The European Commission’s batch of Economic Sentiment Indicators (ESIs) fell sharply in December, although they remain consistent with regional GDP growth holding steady at around 3.6% y/y in Q4. Robust domestic demand should help to cushion any slowdown in growth over the course of 2020.
The ESIs rose in five of the ten Central and Eastern European (CEE) economies that we cover and fell in the remaining five. Our CEE GDP-weighted ESI fell from 103.2 in November to 102.3 in December, a touch above its three-year low of 102.0 in October. On past form, the ESI is consistent with regional GDP growing at around 3.6% y/y in Q4, in line with Q3’s outturn.
The weakness was concentrated in Central Europe, which reflected falls in the services, manufacturing and construction subcomponents. Our weighted regional average of the industrial surveys fell to its lowest level since December 2013, driven by further weakness in Hungary, Poland and Slovakia. Industrial confidence ticked up from its six-year low in the Czech Republic. One bright spot was in the Baltics, where manufacturing confidence improved across the board.

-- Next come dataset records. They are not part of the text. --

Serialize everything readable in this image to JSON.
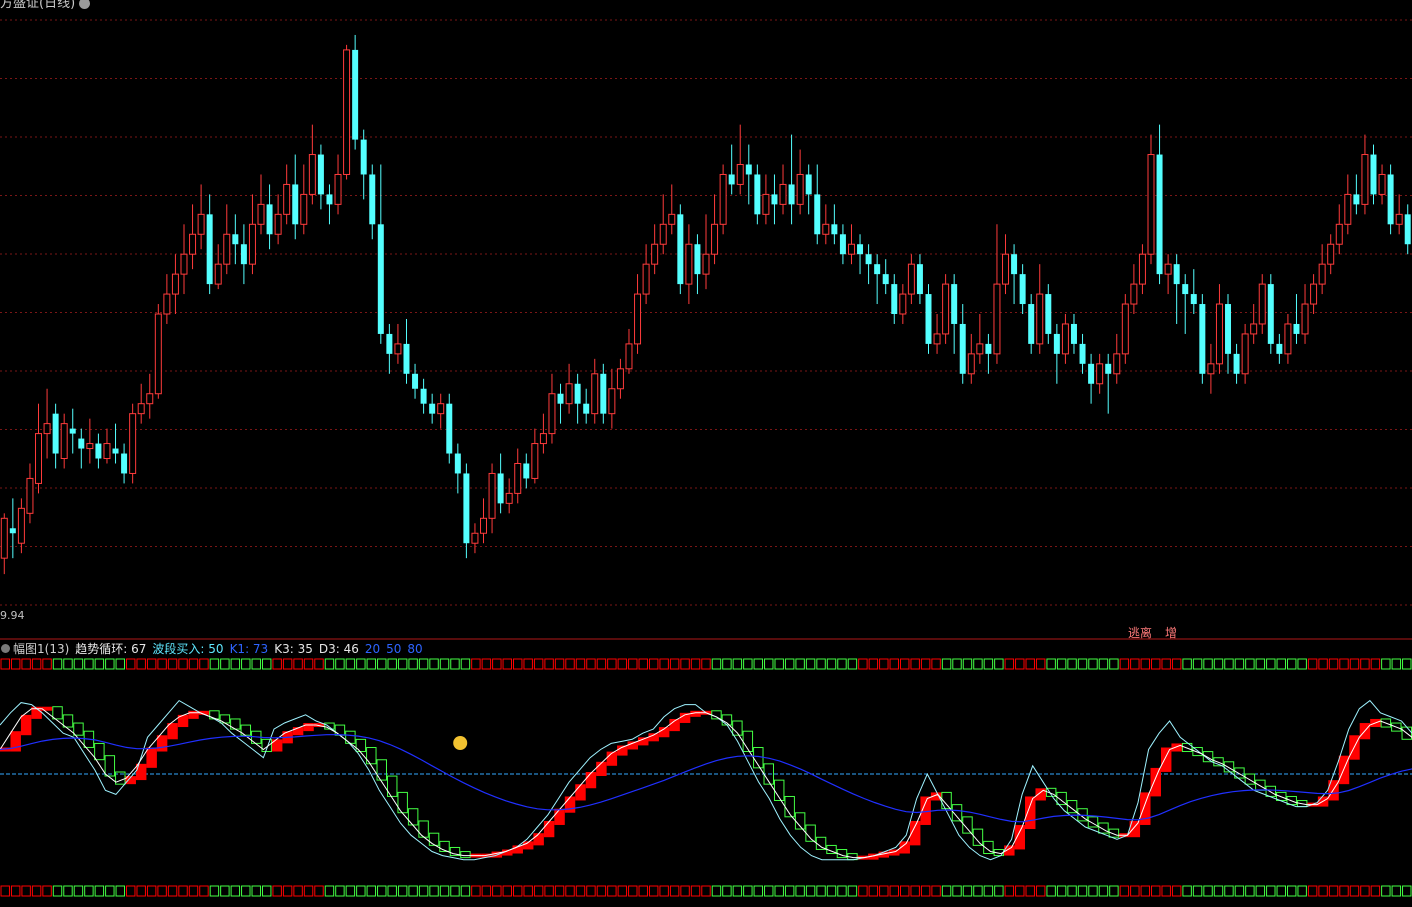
{
  "title": "方盛证(日线)",
  "price_axis_label": "9.94",
  "signals": [
    {
      "text": "逃离"
    },
    {
      "text": "增"
    }
  ],
  "indicator": {
    "name": "幅图1(13)",
    "values": [
      {
        "label": "趋势循环: 67",
        "color": "#e6e6e6"
      },
      {
        "label": "波段买入: 50",
        "color": "#5fe8ff"
      },
      {
        "label": "K1: 73",
        "color": "#2e64ff"
      },
      {
        "label": "K3: 35",
        "color": "#e6e6e6"
      },
      {
        "label": "D3: 46",
        "color": "#e6e6e6"
      },
      {
        "label": "20",
        "color": "#2e64ff"
      },
      {
        "label": "50",
        "color": "#2e64ff"
      },
      {
        "label": "80",
        "color": "#2e64ff"
      }
    ]
  },
  "colors": {
    "up": "#ff3b3b",
    "down": "#54ffff",
    "grid": "#7a1616",
    "cycle_up": "#ff0000",
    "cycle_down": "#44ff44",
    "k_line": "#9ef2ff",
    "d_line": "#ffffff",
    "slow_line": "#2030ff",
    "mid_line": "#33aaff"
  },
  "chart_data": {
    "type": "candlestick",
    "price_range": [
      9.6,
      15.5
    ],
    "candles": [
      [
        10.1,
        10.5,
        10.55,
        9.94
      ],
      [
        10.4,
        10.35,
        10.7,
        10.1
      ],
      [
        10.25,
        10.6,
        10.7,
        10.15
      ],
      [
        10.55,
        10.9,
        11.05,
        10.45
      ],
      [
        10.85,
        11.35,
        11.65,
        10.75
      ],
      [
        11.35,
        11.45,
        11.8,
        11.1
      ],
      [
        11.55,
        11.15,
        11.65,
        11.0
      ],
      [
        11.1,
        11.45,
        11.55,
        11.0
      ],
      [
        11.4,
        11.35,
        11.6,
        11.15
      ],
      [
        11.3,
        11.2,
        11.4,
        11.0
      ],
      [
        11.2,
        11.25,
        11.5,
        11.05
      ],
      [
        11.25,
        11.1,
        11.35,
        11.0
      ],
      [
        11.1,
        11.25,
        11.4,
        11.05
      ],
      [
        11.2,
        11.15,
        11.45,
        11.05
      ],
      [
        11.15,
        10.95,
        11.25,
        10.85
      ],
      [
        10.95,
        11.55,
        11.65,
        10.85
      ],
      [
        11.55,
        11.65,
        11.85,
        11.45
      ],
      [
        11.65,
        11.75,
        11.95,
        11.5
      ],
      [
        11.75,
        12.55,
        12.65,
        11.7
      ],
      [
        12.55,
        12.75,
        12.95,
        12.45
      ],
      [
        12.75,
        12.95,
        13.15,
        12.55
      ],
      [
        12.95,
        13.15,
        13.45,
        12.75
      ],
      [
        13.15,
        13.35,
        13.65,
        13.0
      ],
      [
        13.35,
        13.55,
        13.85,
        13.2
      ],
      [
        13.55,
        12.85,
        13.75,
        12.75
      ],
      [
        12.85,
        13.05,
        13.25,
        12.8
      ],
      [
        13.05,
        13.35,
        13.65,
        12.95
      ],
      [
        13.35,
        13.25,
        13.55,
        13.05
      ],
      [
        13.25,
        13.05,
        13.45,
        12.85
      ],
      [
        13.05,
        13.45,
        13.75,
        12.95
      ],
      [
        13.45,
        13.65,
        13.95,
        13.35
      ],
      [
        13.65,
        13.35,
        13.85,
        13.2
      ],
      [
        13.35,
        13.55,
        13.75,
        13.25
      ],
      [
        13.55,
        13.85,
        14.05,
        13.45
      ],
      [
        13.85,
        13.45,
        14.15,
        13.3
      ],
      [
        13.45,
        13.75,
        14.05,
        13.35
      ],
      [
        13.75,
        14.15,
        14.45,
        13.65
      ],
      [
        14.15,
        13.75,
        14.25,
        13.6
      ],
      [
        13.75,
        13.65,
        13.85,
        13.45
      ],
      [
        13.65,
        13.95,
        14.15,
        13.55
      ],
      [
        13.95,
        15.2,
        15.25,
        13.9
      ],
      [
        15.2,
        14.3,
        15.35,
        14.2
      ],
      [
        14.3,
        13.95,
        14.4,
        13.7
      ],
      [
        13.95,
        13.45,
        14.05,
        13.3
      ],
      [
        13.45,
        12.35,
        14.05,
        12.25
      ],
      [
        12.35,
        12.15,
        12.45,
        11.95
      ],
      [
        12.15,
        12.25,
        12.45,
        12.05
      ],
      [
        12.25,
        11.95,
        12.5,
        11.85
      ],
      [
        11.95,
        11.8,
        12.05,
        11.7
      ],
      [
        11.8,
        11.65,
        11.9,
        11.55
      ],
      [
        11.65,
        11.55,
        11.75,
        11.45
      ],
      [
        11.55,
        11.65,
        11.75,
        11.4
      ],
      [
        11.65,
        11.15,
        11.75,
        11.05
      ],
      [
        11.15,
        10.95,
        11.25,
        10.75
      ],
      [
        10.95,
        10.25,
        11.05,
        10.1
      ],
      [
        10.25,
        10.35,
        10.45,
        10.15
      ],
      [
        10.35,
        10.5,
        10.7,
        10.25
      ],
      [
        10.5,
        10.95,
        11.05,
        10.35
      ],
      [
        10.95,
        10.65,
        11.15,
        10.55
      ],
      [
        10.65,
        10.75,
        10.9,
        10.55
      ],
      [
        10.75,
        11.05,
        11.2,
        10.65
      ],
      [
        11.05,
        10.9,
        11.15,
        10.8
      ],
      [
        10.9,
        11.25,
        11.4,
        10.85
      ],
      [
        11.25,
        11.35,
        11.55,
        11.15
      ],
      [
        11.35,
        11.75,
        11.95,
        11.25
      ],
      [
        11.75,
        11.65,
        11.85,
        11.45
      ],
      [
        11.65,
        11.85,
        12.05,
        11.55
      ],
      [
        11.85,
        11.65,
        11.95,
        11.45
      ],
      [
        11.65,
        11.55,
        11.8,
        11.45
      ],
      [
        11.55,
        11.95,
        12.1,
        11.45
      ],
      [
        11.95,
        11.55,
        12.05,
        11.45
      ],
      [
        11.55,
        11.8,
        12.0,
        11.4
      ],
      [
        11.8,
        12.0,
        12.1,
        11.7
      ],
      [
        12.0,
        12.25,
        12.4,
        11.95
      ],
      [
        12.25,
        12.75,
        12.95,
        12.15
      ],
      [
        12.75,
        13.05,
        13.25,
        12.65
      ],
      [
        13.05,
        13.25,
        13.45,
        12.95
      ],
      [
        13.25,
        13.45,
        13.75,
        13.15
      ],
      [
        13.45,
        13.55,
        13.85,
        13.35
      ],
      [
        13.55,
        12.85,
        13.65,
        12.75
      ],
      [
        12.85,
        13.25,
        13.45,
        12.65
      ],
      [
        13.25,
        12.95,
        13.35,
        12.75
      ],
      [
        12.95,
        13.15,
        13.55,
        12.8
      ],
      [
        13.15,
        13.45,
        13.75,
        13.05
      ],
      [
        13.45,
        13.95,
        14.05,
        13.35
      ],
      [
        13.95,
        13.85,
        14.25,
        13.75
      ],
      [
        13.85,
        14.05,
        14.45,
        13.75
      ],
      [
        14.05,
        13.95,
        14.25,
        13.65
      ],
      [
        13.95,
        13.55,
        14.05,
        13.45
      ],
      [
        13.55,
        13.75,
        13.95,
        13.45
      ],
      [
        13.75,
        13.65,
        13.95,
        13.45
      ],
      [
        13.65,
        13.85,
        14.05,
        13.55
      ],
      [
        13.85,
        13.65,
        14.35,
        13.45
      ],
      [
        13.65,
        13.95,
        14.2,
        13.55
      ],
      [
        13.95,
        13.75,
        14.05,
        13.55
      ],
      [
        13.75,
        13.35,
        14.05,
        13.25
      ],
      [
        13.35,
        13.45,
        13.65,
        13.25
      ],
      [
        13.45,
        13.35,
        13.65,
        13.25
      ],
      [
        13.35,
        13.15,
        13.45,
        13.05
      ],
      [
        13.15,
        13.25,
        13.45,
        13.05
      ],
      [
        13.25,
        13.15,
        13.35,
        12.95
      ],
      [
        13.15,
        13.05,
        13.25,
        12.85
      ],
      [
        13.05,
        12.95,
        13.15,
        12.65
      ],
      [
        12.95,
        12.85,
        13.1,
        12.75
      ],
      [
        12.85,
        12.55,
        12.95,
        12.45
      ],
      [
        12.55,
        12.75,
        12.85,
        12.45
      ],
      [
        12.75,
        13.05,
        13.15,
        12.65
      ],
      [
        13.05,
        12.75,
        13.15,
        12.65
      ],
      [
        12.75,
        12.25,
        12.85,
        12.15
      ],
      [
        12.25,
        12.35,
        12.55,
        12.15
      ],
      [
        12.35,
        12.85,
        12.95,
        12.25
      ],
      [
        12.85,
        12.45,
        12.95,
        12.15
      ],
      [
        12.45,
        11.95,
        12.65,
        11.85
      ],
      [
        11.95,
        12.15,
        12.35,
        11.85
      ],
      [
        12.15,
        12.25,
        12.55,
        12.05
      ],
      [
        12.25,
        12.15,
        12.35,
        11.95
      ],
      [
        12.15,
        12.85,
        13.45,
        12.05
      ],
      [
        12.85,
        13.15,
        13.35,
        12.75
      ],
      [
        13.15,
        12.95,
        13.25,
        12.65
      ],
      [
        12.95,
        12.65,
        13.05,
        12.55
      ],
      [
        12.65,
        12.25,
        12.75,
        12.15
      ],
      [
        12.25,
        12.75,
        13.05,
        12.15
      ],
      [
        12.75,
        12.35,
        12.85,
        12.25
      ],
      [
        12.35,
        12.15,
        12.45,
        11.85
      ],
      [
        12.15,
        12.45,
        12.55,
        12.05
      ],
      [
        12.45,
        12.25,
        12.55,
        12.15
      ],
      [
        12.25,
        12.05,
        12.35,
        11.95
      ],
      [
        12.05,
        11.85,
        12.15,
        11.65
      ],
      [
        11.85,
        12.05,
        12.15,
        11.75
      ],
      [
        12.05,
        11.95,
        12.15,
        11.55
      ],
      [
        11.95,
        12.15,
        12.35,
        11.85
      ],
      [
        12.15,
        12.65,
        12.75,
        12.05
      ],
      [
        12.65,
        12.85,
        13.05,
        12.55
      ],
      [
        12.85,
        13.15,
        13.25,
        12.75
      ],
      [
        13.15,
        14.15,
        14.35,
        13.05
      ],
      [
        14.15,
        12.95,
        14.45,
        12.85
      ],
      [
        12.95,
        13.05,
        13.15,
        12.75
      ],
      [
        13.05,
        12.85,
        13.15,
        12.45
      ],
      [
        12.85,
        12.75,
        12.95,
        12.35
      ],
      [
        12.75,
        12.65,
        13.0,
        12.55
      ],
      [
        12.65,
        11.95,
        12.75,
        11.85
      ],
      [
        11.95,
        12.05,
        12.25,
        11.75
      ],
      [
        12.05,
        12.65,
        12.85,
        11.95
      ],
      [
        12.65,
        12.15,
        12.75,
        11.95
      ],
      [
        12.15,
        11.95,
        12.25,
        11.85
      ],
      [
        11.95,
        12.35,
        12.45,
        11.85
      ],
      [
        12.35,
        12.45,
        12.65,
        12.25
      ],
      [
        12.45,
        12.85,
        12.95,
        12.35
      ],
      [
        12.85,
        12.25,
        12.95,
        12.15
      ],
      [
        12.25,
        12.15,
        12.35,
        12.05
      ],
      [
        12.15,
        12.45,
        12.55,
        12.05
      ],
      [
        12.45,
        12.35,
        12.75,
        12.25
      ],
      [
        12.35,
        12.65,
        12.85,
        12.25
      ],
      [
        12.65,
        12.85,
        12.95,
        12.55
      ],
      [
        12.85,
        13.05,
        13.25,
        12.75
      ],
      [
        13.05,
        13.25,
        13.35,
        12.95
      ],
      [
        13.25,
        13.45,
        13.65,
        13.15
      ],
      [
        13.45,
        13.75,
        13.95,
        13.35
      ],
      [
        13.75,
        13.65,
        13.95,
        13.55
      ],
      [
        13.65,
        14.15,
        14.35,
        13.55
      ],
      [
        14.15,
        13.75,
        14.25,
        13.65
      ],
      [
        13.75,
        13.95,
        14.05,
        13.65
      ],
      [
        13.95,
        13.45,
        14.05,
        13.35
      ],
      [
        13.45,
        13.55,
        13.75,
        13.35
      ],
      [
        13.55,
        13.25,
        13.65,
        13.15
      ]
    ],
    "indicator_range": [
      0,
      100
    ],
    "k_fast": [
      74,
      80,
      85,
      84,
      80,
      75,
      70,
      68,
      60,
      52,
      42,
      40,
      46,
      52,
      68,
      74,
      80,
      86,
      83,
      80,
      78,
      75,
      70,
      66,
      62,
      58,
      72,
      75,
      77,
      79,
      76,
      74,
      70,
      66,
      60,
      52,
      42,
      34,
      26,
      20,
      16,
      12,
      10,
      9,
      8,
      8,
      9,
      10,
      12,
      14,
      18,
      24,
      30,
      38,
      46,
      52,
      58,
      62,
      65,
      66,
      67,
      70,
      72,
      78,
      82,
      84,
      84,
      80,
      78,
      74,
      66,
      56,
      46,
      38,
      28,
      20,
      14,
      10,
      8,
      8,
      8,
      8,
      9,
      10,
      12,
      14,
      20,
      38,
      50,
      40,
      30,
      20,
      14,
      10,
      8,
      10,
      18,
      40,
      54,
      46,
      38,
      32,
      28,
      24,
      22,
      20,
      18,
      20,
      36,
      62,
      70,
      76,
      68,
      64,
      60,
      56,
      54,
      50,
      46,
      42,
      40,
      38,
      36,
      34,
      34,
      36,
      42,
      56,
      72,
      82,
      86,
      80,
      78,
      76,
      70
    ],
    "k_slow": [
      62,
      70,
      78,
      82,
      82,
      78,
      74,
      70,
      64,
      58,
      50,
      46,
      48,
      54,
      62,
      68,
      74,
      78,
      80,
      80,
      78,
      76,
      73,
      70,
      66,
      62,
      66,
      70,
      72,
      74,
      74,
      73,
      70,
      66,
      62,
      56,
      48,
      40,
      32,
      26,
      20,
      16,
      13,
      11,
      10,
      10,
      10,
      11,
      12,
      14,
      16,
      20,
      26,
      32,
      38,
      44,
      50,
      55,
      60,
      63,
      65,
      67,
      69,
      72,
      76,
      79,
      80,
      80,
      78,
      75,
      70,
      62,
      54,
      46,
      38,
      30,
      24,
      18,
      14,
      12,
      10,
      9,
      9,
      10,
      11,
      12,
      16,
      26,
      38,
      40,
      34,
      28,
      22,
      16,
      12,
      11,
      14,
      24,
      38,
      42,
      40,
      36,
      32,
      28,
      25,
      22,
      20,
      20,
      26,
      40,
      52,
      62,
      64,
      62,
      60,
      57,
      55,
      52,
      49,
      46,
      43,
      40,
      38,
      36,
      35,
      35,
      38,
      46,
      58,
      68,
      74,
      76,
      74,
      72,
      68
    ]
  }
}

Sentiment in the services sector deteriorated in Central Europe to a three-year low, suggesting that weak external demand is filtering through to domestically-focused sectors. Finally, the sharp drop in construction sentiment was entirely driven by Hungary, where the indicator fell to a two-and-a-half-year low. This offers signs that the recent investment boom, which has been supported by rapid construction activity may come to an end this year.
All told, the latest ESIs suggest that growth in Central and Eastern Europe came off the boil at the end of last year. Weak external demand will remain a headwind to industry this year, but loose policy should support domestic demand and help to cushion any slowdown.